Public Opinion - Extracts: Symbols as Communication

Walter Lippmann published Public Opinion in 1922. Following is a short extract describing the nature of symbols in communicating ideas.  The entire book is available online for free through Project Gutenburg.


The symbols of public opinion, in times of moderate security, are subject to check and comparison and argument. 

They come and go, coalesce and are forgotten, never organizing perfectly the emotion of the whole group. There is, after all, just one human activity left in which whole populations accomplish the union sacrée.
It occurs in those middle phases of a war when fear, pugnacity, and hatred have secured complete dominion of the spirit, either to crush every other instinct or to enlist it, and before weariness is felt. 

At almost all other times, and even in war when it is deadlocked, a sufficiently greater range of feelings is aroused to establish conflict, choice, hesitation, and compromise. The symbolism of public opinion usually bears, as we shall see, the marks of this balancing of interest. 

Think, for example, of how rapidly, after the armistice, the precarious and by no means successfully established symbol of Allied Unity disappeared, how it was followed almost immediately by the breakdown of each nation’s symbolic picture of the other: Britain the Defender of Public Law, France watching at the Frontier of Freedom, America the Crusader. 

And think then of how within each nation the symbolic picture of itself frayed out, as party and class conflict and personal ambition began to stir postponed issues. 

And then of how the symbolic pictures of the leaders gave way, as one by one, Wilson, Clemenceau, Lloyd George, ceased to be the incarnation of human hope, and became merely the negotiators and administrators for a disillusioned world. 

Whether we regret this as one of the soft evils of peace or applaud it as a return to sanity is obviously no matter here. Our first concern with fictions and symbols is to forget their value to the existing social order, and to think of them simply as an important part of the machinery of human communication. 

Now in any society that is not completely self-contained in its interests and so small that everyone can know all about everything that happens, ideas deal with events that are out of sight and hard to grasp. 
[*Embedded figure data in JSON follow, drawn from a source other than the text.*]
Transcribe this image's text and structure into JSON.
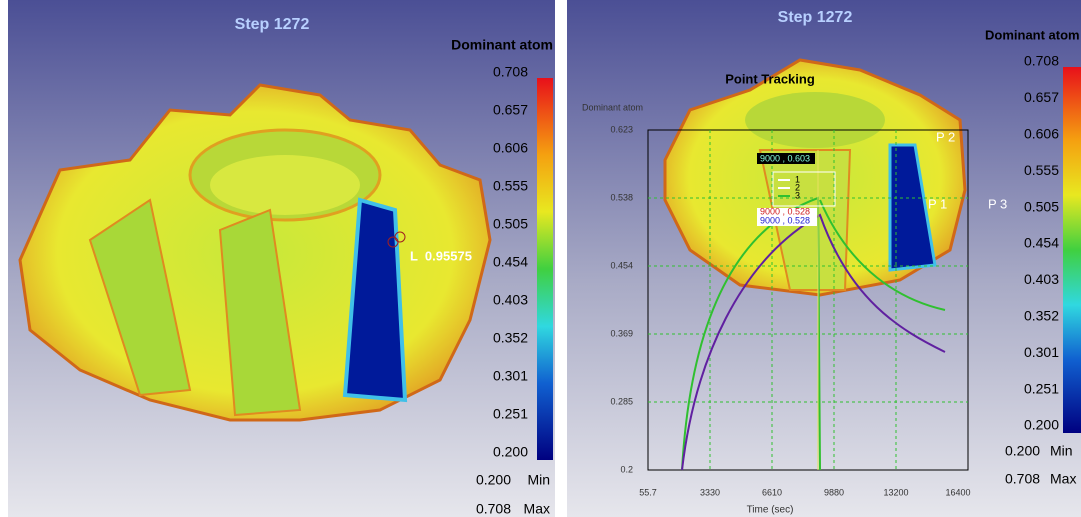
{
  "left_view": {
    "title": "Step 1272",
    "legend_title": "Dominant atom",
    "scale_labels": [
      "0.708",
      "0.657",
      "0.606",
      "0.555",
      "0.505",
      "0.454",
      "0.403",
      "0.352",
      "0.301",
      "0.251",
      "0.200"
    ],
    "min_value": "0.200",
    "min_label": "Min",
    "max_value": "0.708",
    "max_label": "Max",
    "probe_label": "L  0.95575"
  },
  "right_view": {
    "title": "Step 1272",
    "legend_title": "Dominant atom",
    "scale_labels": [
      "0.708",
      "0.657",
      "0.606",
      "0.555",
      "0.505",
      "0.454",
      "0.403",
      "0.352",
      "0.301",
      "0.251",
      "0.200"
    ],
    "min_value": "0.200",
    "min_label": "Min",
    "max_value": "0.708",
    "max_label": "Max",
    "points": [
      "P 1",
      "P 2",
      "P 3"
    ],
    "tracking_plot": {
      "title": "Point Tracking",
      "y_label": "Dominant atom",
      "x_label": "Time (sec)",
      "yticks": [
        "0.623",
        "0.538",
        "0.454",
        "0.369",
        "0.285",
        "0.2"
      ],
      "xticks": [
        "55.7",
        "3330",
        "6610",
        "9880",
        "13200",
        "16400"
      ],
      "legend": [
        "1",
        "2",
        "3"
      ],
      "readouts": [
        "9000 , 0.603",
        "9000 , 0.528",
        "9000 , 0.528"
      ]
    }
  }
}
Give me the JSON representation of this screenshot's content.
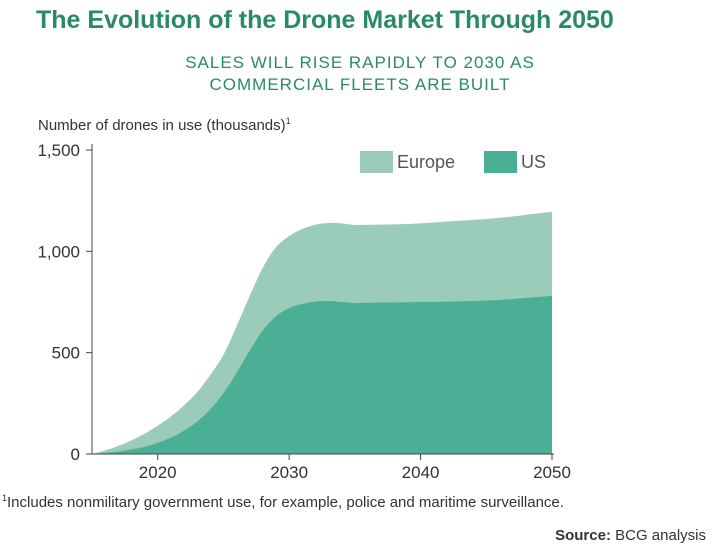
{
  "header": {
    "title": "The Evolution of the Drone Market Through 2050",
    "subtitle_line1": "SALES WILL RISE RAPIDLY TO 2030 AS",
    "subtitle_line2": "COMMERCIAL FLEETS ARE BUILT"
  },
  "footnote": {
    "marker": "1",
    "text": "Includes nonmilitary government use, for example, police and maritime surveillance."
  },
  "source": {
    "label": "Source:",
    "text": " BCG analysis"
  },
  "colors": {
    "us": "#4aaf94",
    "europe": "#9bcbb9",
    "accent": "#2a8a68"
  },
  "chart_data": {
    "type": "area",
    "stacked": true,
    "title": "",
    "ylabel": "Number of drones in use (thousands)",
    "ylabel_footnote_marker": "1",
    "xlabel": "",
    "xlim": [
      2015,
      2050
    ],
    "ylim": [
      0,
      1500
    ],
    "x_ticks": [
      2020,
      2030,
      2040,
      2050
    ],
    "x_tick_labels": [
      "2020",
      "2030",
      "2040",
      "2050"
    ],
    "y_ticks": [
      0,
      500,
      1000,
      1500
    ],
    "y_tick_labels": [
      "0",
      "500",
      "1,000",
      "1,500"
    ],
    "grid": false,
    "legend_position": "top-right",
    "x": [
      2015,
      2016,
      2017,
      2018,
      2019,
      2020,
      2021,
      2022,
      2023,
      2024,
      2025,
      2026,
      2027,
      2028,
      2029,
      2030,
      2031,
      2032,
      2033,
      2034,
      2035,
      2036,
      2038,
      2040,
      2042,
      2044,
      2046,
      2048,
      2050
    ],
    "series": [
      {
        "name": "US",
        "color_key": "us",
        "values": [
          0,
          5,
          12,
          22,
          35,
          55,
          80,
          115,
          160,
          220,
          300,
          400,
          510,
          610,
          680,
          720,
          740,
          752,
          755,
          750,
          745,
          746,
          748,
          750,
          752,
          755,
          760,
          770,
          780
        ]
      },
      {
        "name": "Europe",
        "color_key": "europe",
        "values": [
          0,
          12,
          28,
          45,
          65,
          85,
          105,
          125,
          145,
          170,
          190,
          230,
          270,
          310,
          340,
          355,
          370,
          380,
          385,
          388,
          385,
          385,
          385,
          388,
          395,
          400,
          405,
          410,
          415
        ]
      }
    ]
  }
}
Miss Sherwin of Gopher Prairie, is aware that a war is raging in France and tries to conceive it. 

She has never been to France, and certainly she has never been along what is now the battlefront. 

Pictures of French and German soldiers she has seen, but it is impossible for her to imagine three million men.
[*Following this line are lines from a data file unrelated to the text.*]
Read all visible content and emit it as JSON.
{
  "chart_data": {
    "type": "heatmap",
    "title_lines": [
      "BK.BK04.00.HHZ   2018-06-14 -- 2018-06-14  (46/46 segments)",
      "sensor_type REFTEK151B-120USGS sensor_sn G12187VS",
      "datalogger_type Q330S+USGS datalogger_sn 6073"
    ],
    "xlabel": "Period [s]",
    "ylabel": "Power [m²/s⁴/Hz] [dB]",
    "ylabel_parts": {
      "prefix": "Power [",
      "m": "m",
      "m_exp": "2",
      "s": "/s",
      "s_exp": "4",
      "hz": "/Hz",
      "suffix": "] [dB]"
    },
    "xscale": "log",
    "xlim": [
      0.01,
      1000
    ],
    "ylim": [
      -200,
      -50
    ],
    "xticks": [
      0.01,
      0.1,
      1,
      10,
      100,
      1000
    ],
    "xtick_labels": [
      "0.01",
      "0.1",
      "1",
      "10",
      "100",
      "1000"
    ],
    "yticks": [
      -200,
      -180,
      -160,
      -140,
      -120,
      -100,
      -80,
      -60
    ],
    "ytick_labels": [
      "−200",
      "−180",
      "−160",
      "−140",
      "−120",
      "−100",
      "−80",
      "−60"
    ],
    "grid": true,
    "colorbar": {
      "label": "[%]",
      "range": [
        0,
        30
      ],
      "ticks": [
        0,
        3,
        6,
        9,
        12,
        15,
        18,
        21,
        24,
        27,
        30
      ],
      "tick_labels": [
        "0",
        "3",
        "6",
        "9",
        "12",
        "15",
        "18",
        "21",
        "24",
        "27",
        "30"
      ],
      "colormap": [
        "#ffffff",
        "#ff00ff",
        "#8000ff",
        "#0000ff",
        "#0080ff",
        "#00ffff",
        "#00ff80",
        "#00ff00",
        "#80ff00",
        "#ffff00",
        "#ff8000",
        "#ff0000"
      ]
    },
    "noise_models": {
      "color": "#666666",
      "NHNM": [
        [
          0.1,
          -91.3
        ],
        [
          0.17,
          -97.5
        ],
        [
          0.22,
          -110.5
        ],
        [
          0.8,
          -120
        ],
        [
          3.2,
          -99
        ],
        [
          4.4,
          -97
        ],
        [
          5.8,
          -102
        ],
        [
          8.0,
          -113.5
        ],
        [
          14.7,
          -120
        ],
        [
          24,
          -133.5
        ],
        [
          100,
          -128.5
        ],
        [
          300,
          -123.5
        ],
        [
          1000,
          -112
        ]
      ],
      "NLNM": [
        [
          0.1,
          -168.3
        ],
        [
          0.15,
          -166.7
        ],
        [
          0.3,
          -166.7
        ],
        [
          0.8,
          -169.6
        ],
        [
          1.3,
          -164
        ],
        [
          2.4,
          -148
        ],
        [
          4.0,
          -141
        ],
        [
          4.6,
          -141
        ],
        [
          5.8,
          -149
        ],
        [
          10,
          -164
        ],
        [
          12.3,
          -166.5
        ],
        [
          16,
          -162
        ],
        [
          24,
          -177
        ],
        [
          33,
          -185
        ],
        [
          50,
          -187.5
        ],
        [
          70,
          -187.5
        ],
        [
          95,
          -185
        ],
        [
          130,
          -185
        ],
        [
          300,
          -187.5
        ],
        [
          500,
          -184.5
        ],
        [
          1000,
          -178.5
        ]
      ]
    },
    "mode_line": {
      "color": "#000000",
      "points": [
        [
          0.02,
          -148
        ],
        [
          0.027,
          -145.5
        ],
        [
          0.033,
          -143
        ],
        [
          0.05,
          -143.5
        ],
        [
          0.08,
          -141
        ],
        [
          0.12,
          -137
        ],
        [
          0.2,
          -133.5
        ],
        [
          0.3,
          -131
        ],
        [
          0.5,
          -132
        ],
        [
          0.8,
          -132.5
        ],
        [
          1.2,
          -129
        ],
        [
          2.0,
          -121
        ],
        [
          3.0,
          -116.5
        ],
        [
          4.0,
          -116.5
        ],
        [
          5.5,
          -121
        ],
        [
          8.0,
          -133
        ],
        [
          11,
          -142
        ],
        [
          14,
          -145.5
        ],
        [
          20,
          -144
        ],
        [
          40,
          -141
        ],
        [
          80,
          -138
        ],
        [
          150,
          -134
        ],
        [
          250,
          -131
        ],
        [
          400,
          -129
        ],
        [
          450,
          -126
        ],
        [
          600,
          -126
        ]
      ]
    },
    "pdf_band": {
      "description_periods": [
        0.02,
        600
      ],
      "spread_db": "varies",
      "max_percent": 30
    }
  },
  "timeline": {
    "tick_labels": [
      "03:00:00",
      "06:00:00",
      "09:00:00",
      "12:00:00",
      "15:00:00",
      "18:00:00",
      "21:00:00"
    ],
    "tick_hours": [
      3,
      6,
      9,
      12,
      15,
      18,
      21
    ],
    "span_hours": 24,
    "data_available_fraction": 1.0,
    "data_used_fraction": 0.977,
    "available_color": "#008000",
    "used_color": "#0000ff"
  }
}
No one, in fact, can imagine them, and the professionals do not try. They think of them as, say, two hundred divisions.

But Miss Sherwin has no access to the order of battle maps, and so if she is to think about the war, she fastens upon Joffre and the Kaiser as if they were engaged in a personal duel.

Perhaps if you could see what she sees with her mind’s eye, the image in its composition might be not unlike an Eighteenth Century engraving of a great soldier. He stands there boldly unruffled and more than life size, with a shadowy army of tiny little figures winding off into the landscape behind.
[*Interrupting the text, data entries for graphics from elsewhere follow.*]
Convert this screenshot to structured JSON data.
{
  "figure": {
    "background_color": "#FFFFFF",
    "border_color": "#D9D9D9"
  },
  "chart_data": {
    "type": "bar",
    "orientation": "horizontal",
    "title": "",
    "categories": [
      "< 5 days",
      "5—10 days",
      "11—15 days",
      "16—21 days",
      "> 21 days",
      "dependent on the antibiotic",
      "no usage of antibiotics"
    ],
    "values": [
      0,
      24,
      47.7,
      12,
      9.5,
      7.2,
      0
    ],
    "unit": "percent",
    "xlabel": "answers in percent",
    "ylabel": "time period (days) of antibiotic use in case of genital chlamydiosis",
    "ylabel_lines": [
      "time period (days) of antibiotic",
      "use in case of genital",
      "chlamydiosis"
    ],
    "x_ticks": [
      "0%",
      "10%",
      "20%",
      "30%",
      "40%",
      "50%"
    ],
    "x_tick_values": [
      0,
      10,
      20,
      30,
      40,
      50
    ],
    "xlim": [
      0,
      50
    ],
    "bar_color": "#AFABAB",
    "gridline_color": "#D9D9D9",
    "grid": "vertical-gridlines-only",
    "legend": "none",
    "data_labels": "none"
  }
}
Nor it seems are great men oblivious to these expectations.

M. de Pierrefeu tells of a photographer’s visit to Joffre.

The General was in his “middle class office, before the worktable without papers, where he sat down to write his signature.

Suddenly it was noticed that there were no maps on the walls.

But since according to popular ideas it is not possible to think of a general without maps, a few were placed in position for the picture, and removed soon afterwards.”